Mechanisms of extinction and near-extinction in pulverized solid fuel combustion

Abstract

Previous experimental studies of the late stages of pulverized solid fuel combustion have reported extinction-like events that greatly increase the time required to achieve the high conversions required in industrial practice. The present paper examines the complete mass and energy transport processes that govern char particle temperature and considers a number of separate mechanisms that can lead to extinction and extinction-like phenomena. The analysis confirms the conclusions reached by Essenhigh, Fortsch, and Klimesh that a transition from zone II to zone I can occur under pulverized coal combustion conditions and that this transition must be described explicitly to correctly model extinction behavior.

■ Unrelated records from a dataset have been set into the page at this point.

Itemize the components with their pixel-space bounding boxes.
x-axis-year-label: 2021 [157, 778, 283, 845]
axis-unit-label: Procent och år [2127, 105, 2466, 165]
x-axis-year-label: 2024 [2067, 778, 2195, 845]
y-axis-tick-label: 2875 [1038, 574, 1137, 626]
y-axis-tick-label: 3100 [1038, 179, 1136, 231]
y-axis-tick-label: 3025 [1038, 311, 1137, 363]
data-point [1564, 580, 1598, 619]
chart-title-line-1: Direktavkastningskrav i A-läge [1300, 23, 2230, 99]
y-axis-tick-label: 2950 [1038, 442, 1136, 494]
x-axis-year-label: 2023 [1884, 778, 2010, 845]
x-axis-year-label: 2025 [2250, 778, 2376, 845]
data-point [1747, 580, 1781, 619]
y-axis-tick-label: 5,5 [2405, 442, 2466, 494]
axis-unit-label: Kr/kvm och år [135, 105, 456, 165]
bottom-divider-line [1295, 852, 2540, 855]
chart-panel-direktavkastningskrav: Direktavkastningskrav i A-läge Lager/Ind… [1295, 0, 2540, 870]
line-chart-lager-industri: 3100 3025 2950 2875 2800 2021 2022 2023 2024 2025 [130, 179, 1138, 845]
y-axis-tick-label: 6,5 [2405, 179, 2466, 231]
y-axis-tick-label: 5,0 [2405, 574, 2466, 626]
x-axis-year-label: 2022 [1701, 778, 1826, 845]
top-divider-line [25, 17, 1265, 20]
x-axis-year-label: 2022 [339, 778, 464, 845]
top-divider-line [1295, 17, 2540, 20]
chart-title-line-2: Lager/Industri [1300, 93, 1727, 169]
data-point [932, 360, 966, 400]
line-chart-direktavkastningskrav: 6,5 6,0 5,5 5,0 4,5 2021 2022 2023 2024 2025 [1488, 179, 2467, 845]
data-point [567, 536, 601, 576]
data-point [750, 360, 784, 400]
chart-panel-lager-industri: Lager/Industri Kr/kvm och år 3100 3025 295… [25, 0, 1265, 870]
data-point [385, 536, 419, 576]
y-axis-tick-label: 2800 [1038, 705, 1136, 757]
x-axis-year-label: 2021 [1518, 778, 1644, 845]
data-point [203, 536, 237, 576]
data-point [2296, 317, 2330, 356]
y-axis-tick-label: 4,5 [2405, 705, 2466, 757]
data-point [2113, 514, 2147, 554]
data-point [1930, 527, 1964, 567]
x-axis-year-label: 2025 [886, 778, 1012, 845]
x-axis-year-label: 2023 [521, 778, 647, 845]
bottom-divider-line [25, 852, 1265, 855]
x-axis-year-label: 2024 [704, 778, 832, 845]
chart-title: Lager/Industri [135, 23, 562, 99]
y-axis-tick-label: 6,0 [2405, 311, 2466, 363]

The analysis further concludes that only some of the observed extinction-like events are associated with multiple pseudosteady-state solutions to the single-particle energy balance as described by the classical Semenov theory, others being continuous changes in particle temperature or “near-extinction” events. A model is developed, CBK8, that describes a large set of data on extinction and near-extinction for chars from pulverized coals of various rank at gas temperatures from 1100–1600 K and oxygen concentrations from 3–19 vol %. The model with the same parameter set also describes the thermogravimetric analysis (TGA) data of Jenkins et al. at 500°C for a wide range of U.S. coals, thus unifying reactivity measurements spanning over 1000 °C in particle temperature and 4–5 orders of magnitude in reaction rate.